Em 22 de agosto, celebra-se o Dia do Folclore. Luís da Câmara Cascudo, renomado folclorista brasileiro, define o folclore como a cultura popular solidificada pela tradição. Trata-se de uma tapeçaria de conhecimentos, crenças e práticas enraizadas no valor emocional que detêm para as comunidades. Contrariamente à percepção de muitos, o folclore não é um relicário do passado. Ele está em constante evolução. Contudo, novos componentes que se juntam a esta cultura frequentemente adotam uma aura de tradição para sua aceitação. Elementos obsoletos ou que perderam sua relevância são naturalmente descartados. Portanto, o folclore é uma entidade viva, sempre em metamorfose.
Cobras da Lagoa de Extremoz
No final do século XVI, estabeleceu-se o aldeamento de São Miguel do Guajiru. Em 1760, essa localidade foi elevada à categoria de primeira vila do estado. No entanto, em 1855, o centro administrativo do município foi transferido para a localidade de Boca da Mata. Essa última então recebeu o status de vila e foi renomeada para Ceará-Mirim. Como consequência dessa transição, Extremoz foi relegada ao esquecimento, tornando-se uma aldeia quase fantasma, cercada de histórias e lendas. Dizem:
“No tempo dos frades, a lagoa era povoada por duas cobras enormes. Uma, muito feroz e atrevida, devorava os banhistas e quem atravessasse a lagoa se devia pegar com S. Miguel para que a cobra não viesse agarrá-lo. Especialmente as crianças eram as vítimas preferidas pela fome inextinguível do ofídio. A outra cobra era mansa. Limitava-se a assobiar tristemente nas tardes em que seu companheiro nadava perseguindo os incautos.
Que cobras eram estas? Foram duas crianças pagãs que os indígenas jogaram dentro da lagoa, a conselho dos pajés, para que os padres não as batizassem. Viraram cobras e estavam cumprindo penitência.

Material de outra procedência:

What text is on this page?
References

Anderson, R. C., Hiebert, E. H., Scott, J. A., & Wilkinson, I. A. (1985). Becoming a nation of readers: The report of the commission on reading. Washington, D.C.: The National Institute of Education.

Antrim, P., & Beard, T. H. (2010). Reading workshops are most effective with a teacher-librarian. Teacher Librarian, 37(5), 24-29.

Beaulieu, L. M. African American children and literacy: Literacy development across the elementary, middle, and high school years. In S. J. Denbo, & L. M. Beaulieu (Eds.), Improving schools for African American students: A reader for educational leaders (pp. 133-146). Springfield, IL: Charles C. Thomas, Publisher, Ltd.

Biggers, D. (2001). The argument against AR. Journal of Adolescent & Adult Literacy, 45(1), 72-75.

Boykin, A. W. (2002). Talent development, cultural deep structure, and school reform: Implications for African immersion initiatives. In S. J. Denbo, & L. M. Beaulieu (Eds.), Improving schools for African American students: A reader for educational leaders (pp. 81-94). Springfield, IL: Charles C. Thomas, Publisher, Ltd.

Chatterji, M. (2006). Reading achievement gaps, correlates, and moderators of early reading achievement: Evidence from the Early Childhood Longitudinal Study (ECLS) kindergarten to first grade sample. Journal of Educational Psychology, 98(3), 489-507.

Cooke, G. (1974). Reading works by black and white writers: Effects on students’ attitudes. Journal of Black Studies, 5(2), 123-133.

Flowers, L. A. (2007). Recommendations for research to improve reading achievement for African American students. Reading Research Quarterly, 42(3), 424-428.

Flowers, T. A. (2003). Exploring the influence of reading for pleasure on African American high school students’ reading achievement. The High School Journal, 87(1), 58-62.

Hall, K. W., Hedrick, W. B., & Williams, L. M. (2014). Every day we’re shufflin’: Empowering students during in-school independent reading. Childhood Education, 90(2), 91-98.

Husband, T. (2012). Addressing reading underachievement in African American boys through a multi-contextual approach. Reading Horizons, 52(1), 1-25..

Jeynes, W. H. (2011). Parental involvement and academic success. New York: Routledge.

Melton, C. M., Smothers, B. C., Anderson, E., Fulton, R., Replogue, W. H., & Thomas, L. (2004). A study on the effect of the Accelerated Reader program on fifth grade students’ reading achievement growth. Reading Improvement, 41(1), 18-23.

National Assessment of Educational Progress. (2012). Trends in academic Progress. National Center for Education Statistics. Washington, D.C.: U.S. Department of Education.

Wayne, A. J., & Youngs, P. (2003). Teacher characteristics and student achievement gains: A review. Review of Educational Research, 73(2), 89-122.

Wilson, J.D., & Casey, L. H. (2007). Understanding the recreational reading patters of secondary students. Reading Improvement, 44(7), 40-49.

Num domingo, depois da missa, um padre missionário veio até a margem da lagoa e falou em nome de Deus, todo poderoso. Intimou-as a comparecer na igreja, naquela tarde, às horas da benção do Santíssimo Sacramento. A cobra fêmea, tardinha, saiu da lagoa, arrastou-se, repelente e viscosa, ára a vila, espavorindo quem a avistava. Atravessou a praça e enrolou todo o edifício da igreja com seu imenso corpo reluzente, juntando a cabeça e a cauda na soleira da porta principal. Do altar-mor, paramentado, o Vigário admoestou-a à santa obediência e, erguendo a mão, abençoou-a. A cobra desenroscou-se, voltou, coleante e terrível, para as águas da lagoa. Nunca mais saiu nem fez mal. Vez por outra vêm seu dorso negro, sobrenadando.
O companheiro, desobediente, não veio à igreja. O padre amaldiçoou-o da porta do templo, em voz alta e em latim. A cobra excomungada nadou para o outro lado da lagoa, esgueirou-se pelo mato, ansiada e bufando como uma locomotiva, derrubando arbustos com o açoite furioso da cauda poderosa. No sítio estirou-se e morreu. Nesse local nunca mais cresceu capim e a estreita faixa de areia no meio da vegetação reproduz fielmente o contorno da serpente fantástica”. (CASCUDO, Geografia dos Mitos Brasileiros).